I loved school and I thrived in many ways – but none of them academic. I had detentions on a weekly basis for my spelling, and I left without an O level to my name. In reality, I was being punished for something I never stood a chance of excelling at. I just got used to people thinking I wouldn’t amount to much.

Of course, neurodiversity and its associated conditions such as dyslexia, autism, ADHD, and dyspraxia weren’t really recognised back then. We’ve come a long way since. Some brilliant work is happening across education, but there’s still so much more we could do.  

When I left school at 16, I went to college. It was transformative. Finally, I was given the chance to learn in a different way – a heavily practical way that really suited me. I started to thrive and people started to believe in me.

Think of all the talented, neurodiverse learners that would bubble to the surface

A pivotal moment came for me a few years later, when one of my tutors suggested I should teach. It was the first time that I’d felt I had something to offer an education setting. Another year later, I became the youngest lecturer ever to have worked at Walsall College. My career since has spanned 35 years in further education, and I have taken my own education to masters level.

I was lucky. I found my way. But the fact remains that I was needlessly pushed to the bottom of the academic pile for years. I always had the ability to learn; I just needed the freedom to do it in a different way. How many talented people have fallen by the wayside because they never found their niche in education?

As chief executive of the Skills and Education Group, I am on a mission to ensure education policies and assessment practice become neuro-inclusive. Any policy or practice that is solely built around the assumption that we all learn in the same way is outdated.  

We need to much better educate our teachers about neurodiverse conditions. Pupils can’t thrive on empathy alone; they need teachers who understand what their diagnosis means, the hidden challenges they present and the initiatives they can deploy to help them. We need to identify these conditions earlier, and we must be ready to support learners with them with every step of their journey.

And we need government policy that supports neurodiversity in delivery and assessment as a mainstream issue. Further education has traditionally provided a much more accessible curriculum for many by default.
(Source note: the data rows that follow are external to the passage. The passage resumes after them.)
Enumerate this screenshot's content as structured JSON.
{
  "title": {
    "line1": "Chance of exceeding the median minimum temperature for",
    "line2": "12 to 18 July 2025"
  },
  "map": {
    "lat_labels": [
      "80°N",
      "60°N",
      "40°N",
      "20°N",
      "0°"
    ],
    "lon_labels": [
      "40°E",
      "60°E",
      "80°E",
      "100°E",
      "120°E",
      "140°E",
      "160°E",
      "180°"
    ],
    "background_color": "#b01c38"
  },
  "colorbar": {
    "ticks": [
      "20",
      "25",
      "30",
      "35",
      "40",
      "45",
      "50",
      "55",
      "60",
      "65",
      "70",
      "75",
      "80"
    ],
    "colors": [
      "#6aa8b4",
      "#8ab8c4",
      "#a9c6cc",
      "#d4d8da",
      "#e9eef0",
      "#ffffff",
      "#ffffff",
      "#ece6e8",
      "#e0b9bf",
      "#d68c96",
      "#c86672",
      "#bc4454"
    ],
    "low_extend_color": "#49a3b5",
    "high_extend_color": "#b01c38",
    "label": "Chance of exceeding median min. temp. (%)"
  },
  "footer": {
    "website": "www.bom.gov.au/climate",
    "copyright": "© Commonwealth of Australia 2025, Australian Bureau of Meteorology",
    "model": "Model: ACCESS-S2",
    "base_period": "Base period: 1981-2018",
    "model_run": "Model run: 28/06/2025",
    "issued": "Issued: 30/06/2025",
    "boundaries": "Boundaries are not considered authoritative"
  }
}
We can’t put this at risk through qualification reform when we should be codifying that inclusiveness and driving it to greater heights.

Colleges are precisely the kind of inclusive environments our whole education system should be learning from, but the sector can’t stop pushing forward. The collaborative networks of neurotypical and neurodiverse students they create are surely leading to a more understanding and accepting society. 

Think of all the talented, neurodiverse learners that would bubble to the surface if that was the educational norm.